This is an unending battle because those who are supposed to protect our springs and rivers don’t want to win it.  We could restore our springs, it is not yet too late.  But we don’t take the steps because there is a price we don’t want to pay.  That price is to reduce pumping, which means we would curtail development.  We would curtail irrigation for farms, and agriculture would complain.

We just saw where the Villages development has purchased 200 thousand acres to build new homes.  We do not need that and there is no reason for that other than for someone to make money.  We have enough money, we need our springs more than we need money.

Water management scientists juggle data and use those which are convenient to their case, ignoring others.  It is hard to predict the future, but at the moment it seems that we will continue to kill our springs and rivers until there is nothing left.

Read the original article at this link in the Gainesville Sun.

Comments by OSFR historian Jim Tatum.
-A river is like a life:  once taken, it cannot be brought back-


EDITORIAL

Saving the springs is unending battle

The Ocala Star-Banner and Daytona Beach News-Journal

Water is crucial to our region’s economic and environmental future. On the surface, healthy lakes, rivers and springs act as natural attractions for swimming and fishing and critical wildlife habitat. Below ground, aquifers supply pure, fresh water for drinking, bathing and other daily activities. It’s all tied together: Water on the surface seeps down into the aquifer and bubbles back up through thousands of springs. A threat to any part of the system imperils everything.

And the biggest threats are well-known. Pavement that keeps rainwater from soaking into the ground. Leaking septic tanks that contaminate springs. Runoff that carries petroleum products and lawn fertilizer into water bodies. Over-pumping that draws up deeper reservoirs of salt water to spoil wells.

Because they provide a direct link between the aquifer and the surface, springs are one of the best harbingers of hydrological health — one that water management officials are obligated, by law and science, to take seriously. And local springs are clearly in distress. Silver Springs, which the state bought and took control of five years ago, is the veritable poster child for what ails Florida’s springs, with high nitrate levels and declining flow. Rainbow Springs, the centerpiece of one of the area’s most popular state parks, faces the same threats. Both these iconic springs are suffering from development and over-pumping.

But springs aren’t getting the protection they need. The St. Johns River Water Management District has approved plans for both Silver and Rainbow that will allow the spring flow to drop even further before stricter rules go into effect. The new rule — meant to comply with a legislative mandate to set “minimum flows and levels” for significant water bodies — infuriated local environmentalists, who pointed out that the flow of both springs is already causing ecological harm to the springs habitat.

What is particularly troublesome is that the water management officials for both St. Johns River and the Southwest Florida districts insist allowing the spring and river levels to fall even more will not constitute a threat to these water bodies.

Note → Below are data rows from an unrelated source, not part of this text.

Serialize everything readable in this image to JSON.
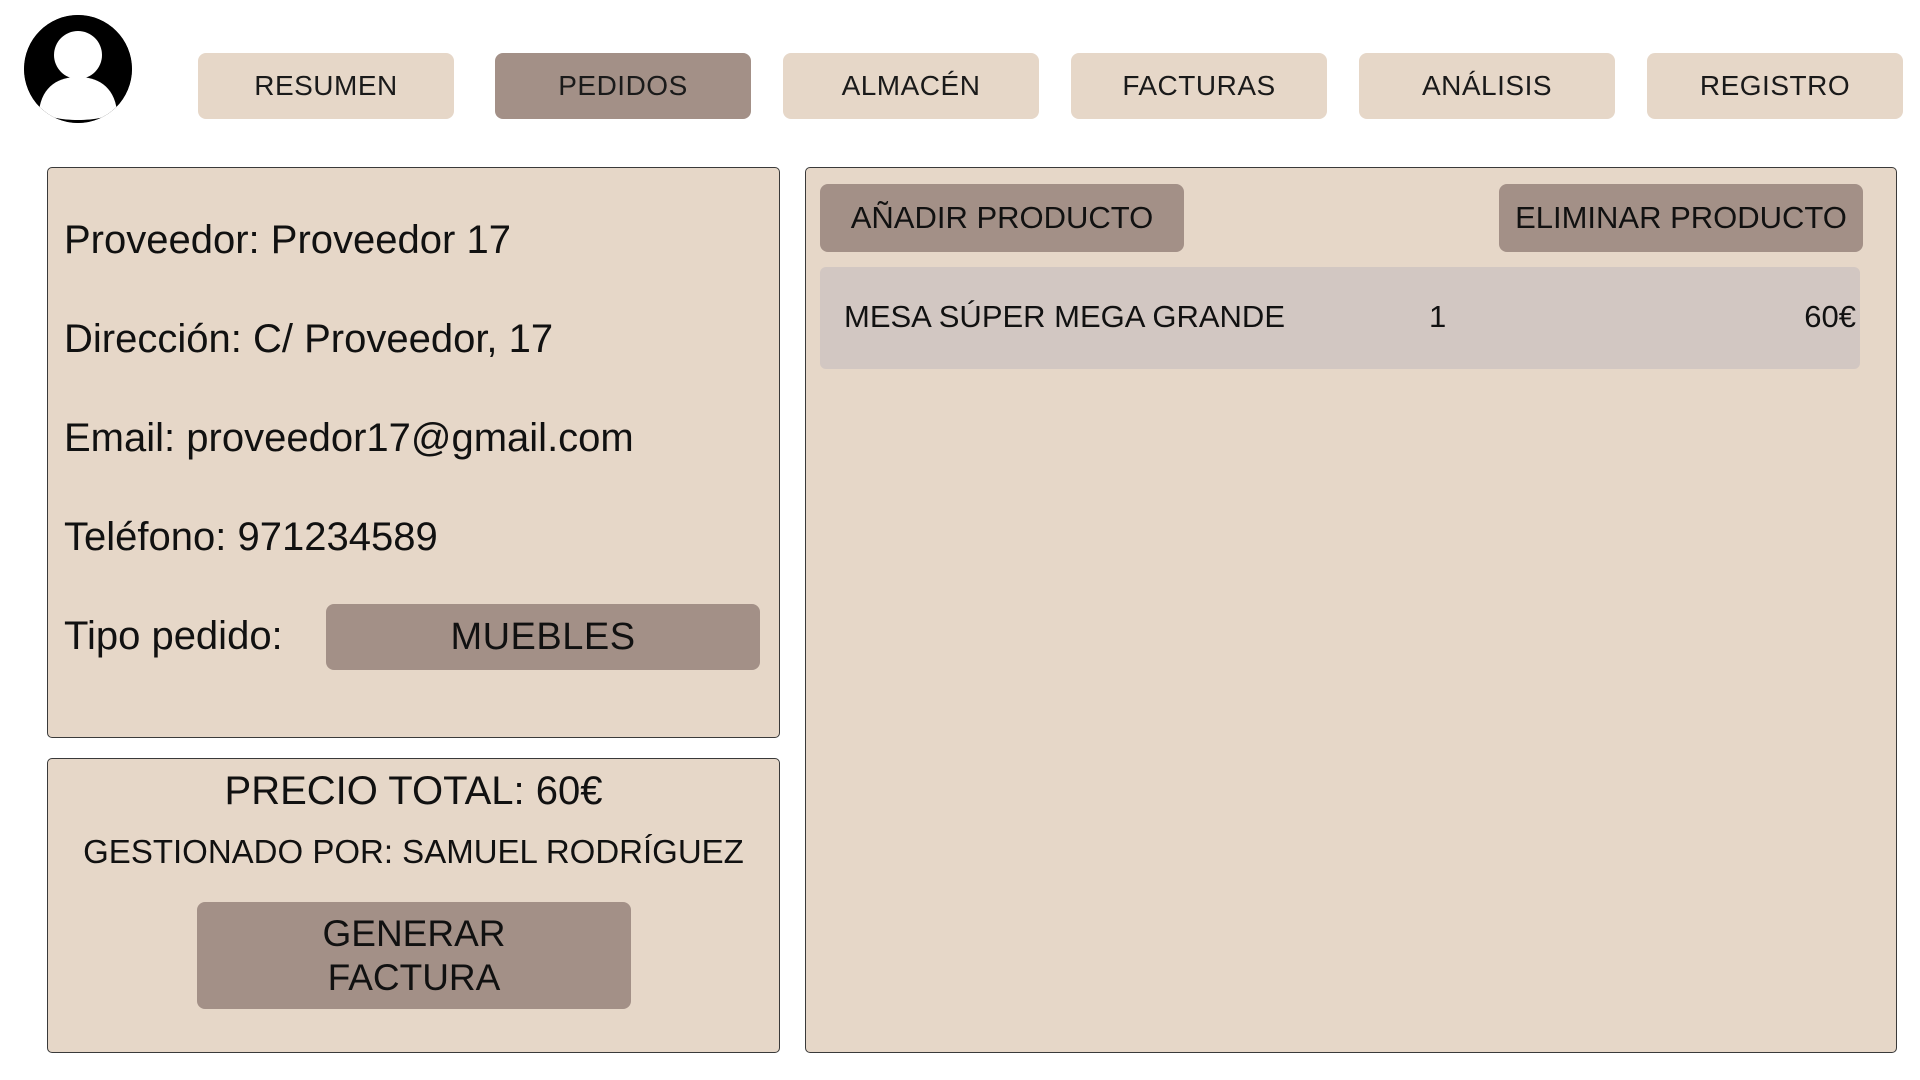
{
  "nav": {
    "tabs": [
      {
        "label": "RESUMEN"
      },
      {
        "label": "PEDIDOS"
      },
      {
        "label": "ALMACÉN"
      },
      {
        "label": "FACTURAS"
      },
      {
        "label": "ANÁLISIS"
      },
      {
        "label": "REGISTRO"
      }
    ],
    "active_tab": "PEDIDOS"
  },
  "supplier": {
    "provider_label": "Proveedor:",
    "provider_value": "Proveedor 17",
    "address_label": "Dirección:",
    "address_value": "C/ Proveedor, 17",
    "email_label": "Email:",
    "email_value": "proveedor17@gmail.com",
    "phone_label": "Teléfono:",
    "phone_value": "971234589",
    "order_type_label": "Tipo pedido:",
    "order_type_value": "MUEBLES"
  },
  "summary": {
    "total_text": "PRECIO TOTAL: 60€",
    "managed_by_text": "GESTIONADO POR: SAMUEL RODRÍGUEZ",
    "generate_line1": "GENERAR",
    "generate_line2": "FACTURA"
  },
  "products": {
    "add_label": "AÑADIR PRODUCTO",
    "remove_label": "ELIMINAR PRODUCTO",
    "rows": [
      {
        "name": "MESA SÚPER MEGA GRANDE",
        "quantity": "1",
        "price": "60€"
      }
    ]
  },
  "colors": {
    "panel_bg": "#e6d7c8",
    "button_bg": "#a39087",
    "row_bg": "#d2c7c2"
  },
  "icons": {
    "avatar": "user-avatar-icon"
  }
}
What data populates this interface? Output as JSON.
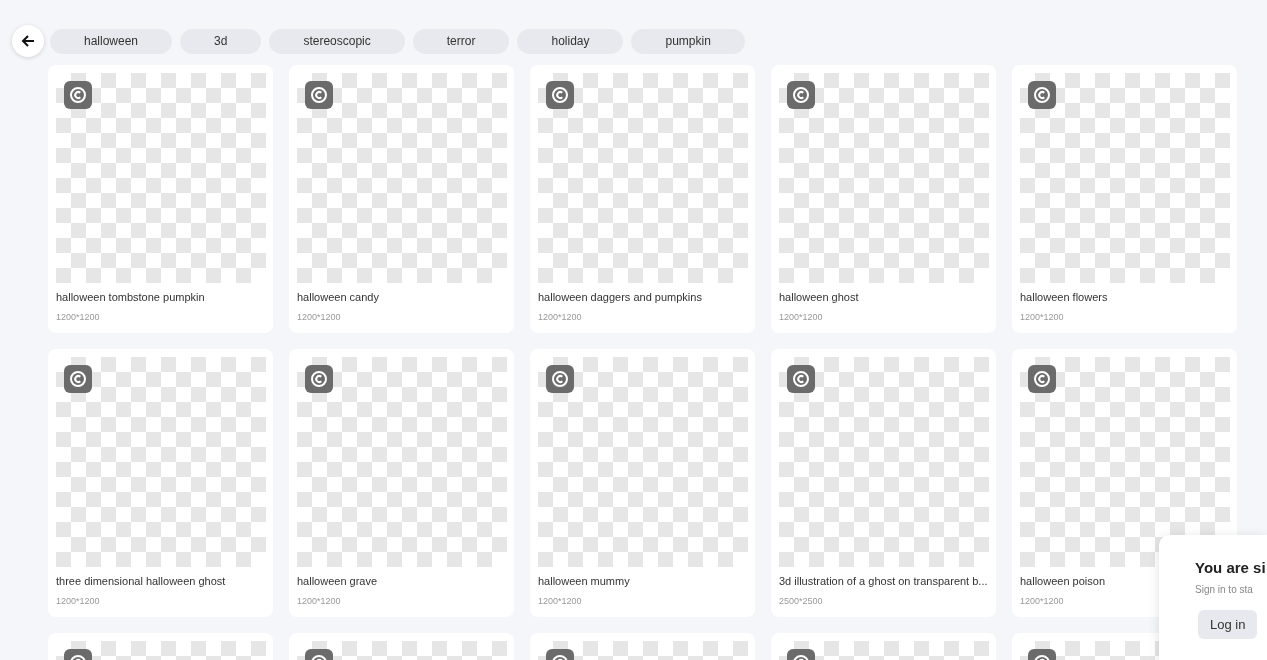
{
  "tags": [
    {
      "label": "halloween"
    },
    {
      "label": "3d"
    },
    {
      "label": "stereoscopic"
    },
    {
      "label": "terror"
    },
    {
      "label": "holiday"
    },
    {
      "label": "pumpkin"
    }
  ],
  "cards": [
    {
      "title": "halloween tombstone pumpkin",
      "size": "1200*1200",
      "copyright": true
    },
    {
      "title": "halloween candy",
      "size": "1200*1200",
      "copyright": true
    },
    {
      "title": "halloween daggers and pumpkins",
      "size": "1200*1200",
      "copyright": true
    },
    {
      "title": "halloween ghost",
      "size": "1200*1200",
      "copyright": true
    },
    {
      "title": "halloween flowers",
      "size": "1200*1200",
      "copyright": true
    },
    {
      "title": "three dimensional halloween ghost",
      "size": "1200*1200",
      "copyright": true
    },
    {
      "title": "halloween grave",
      "size": "1200*1200",
      "copyright": true
    },
    {
      "title": "halloween mummy",
      "size": "1200*1200",
      "copyright": true
    },
    {
      "title": "3d illustration of a ghost on transparent b...",
      "size": "2500*2500",
      "copyright": true
    },
    {
      "title": "halloween poison",
      "size": "1200*1200",
      "copyright": true
    },
    {
      "copyright": true
    },
    {
      "copyright": true
    },
    {
      "copyright": true
    },
    {
      "copyright": true
    },
    {
      "copyright": true
    }
  ],
  "signin_popup": {
    "title": "You are si",
    "text": "Sign in to sta",
    "button": "Log in"
  }
}
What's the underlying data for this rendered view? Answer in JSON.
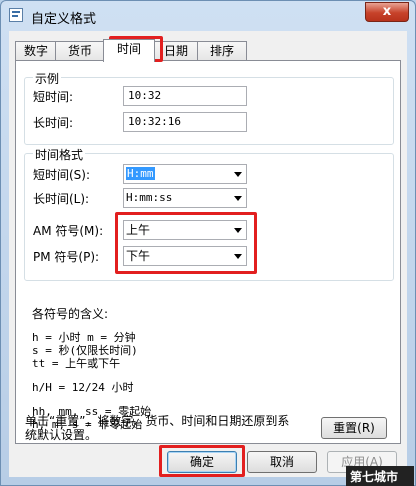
{
  "window": {
    "title": "自定义格式",
    "close_glyph": "x"
  },
  "tabs": [
    {
      "label": "数字"
    },
    {
      "label": "货币"
    },
    {
      "label": "时间"
    },
    {
      "label": "日期"
    },
    {
      "label": "排序"
    }
  ],
  "example": {
    "title": "示例",
    "short_label": "短时间:",
    "short_value": "10:32",
    "long_label": "长时间:",
    "long_value": "10:32:16"
  },
  "time_format": {
    "title": "时间格式",
    "short_label": "短时间(S):",
    "short_value": "H:mm",
    "long_label": "长时间(L):",
    "long_value": "H:mm:ss",
    "am_label": "AM 符号(M):",
    "am_value": "上午",
    "pm_label": "PM 符号(P):",
    "pm_value": "下午"
  },
  "legend": {
    "title": "各符号的含义:",
    "line1": "h = 小时   m = 分钟",
    "line2": "s = 秒(仅限长时间)",
    "line3": "tt = 上午或下午",
    "line4": "h/H = 12/24 小时",
    "line5": "hh, mm, ss = 零起始",
    "line6": "h, m, s = 非零起始"
  },
  "reset": {
    "text_line1": "单击“重置”，将数字、货币、时间和日期还原到系",
    "text_line2": "统默认设置。",
    "button": "重置(R)"
  },
  "buttons": {
    "ok": "确定",
    "cancel": "取消",
    "apply": "应用(A)"
  },
  "watermark": {
    "text": "第七城市"
  },
  "colors": {
    "highlight": "#e21f1f",
    "selection": "#3399ff"
  }
}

They obviously have not looked at the springs and the damage that is already occurring.

Nobody is pretending it will be easy to achieve restoration. The Department of Environmental Protection plans for reducing nitrates are extremely ambitious and skimpy on the specific steps needed to reduce pollutants in springs. But there are a few obvious solutions, including reducing the number of septic tanks in the area, continuing to push back against overuse of fertilizer and evaluating stormwater systems for efficiency in making groundwater cleaner. It should be a united effort — with vocal support from area counties and cities for rules that will make it easier for them to require better water-use measures in future development, and roll back damage done by existing facilities.

We have been having this conversation about our springs for decades and the latest efforts have been underway for nearly half a decade. We need stringent rules, more aggressive conservation and anti-pollution programs and serious goals for reducing over-pollution and over-consumption.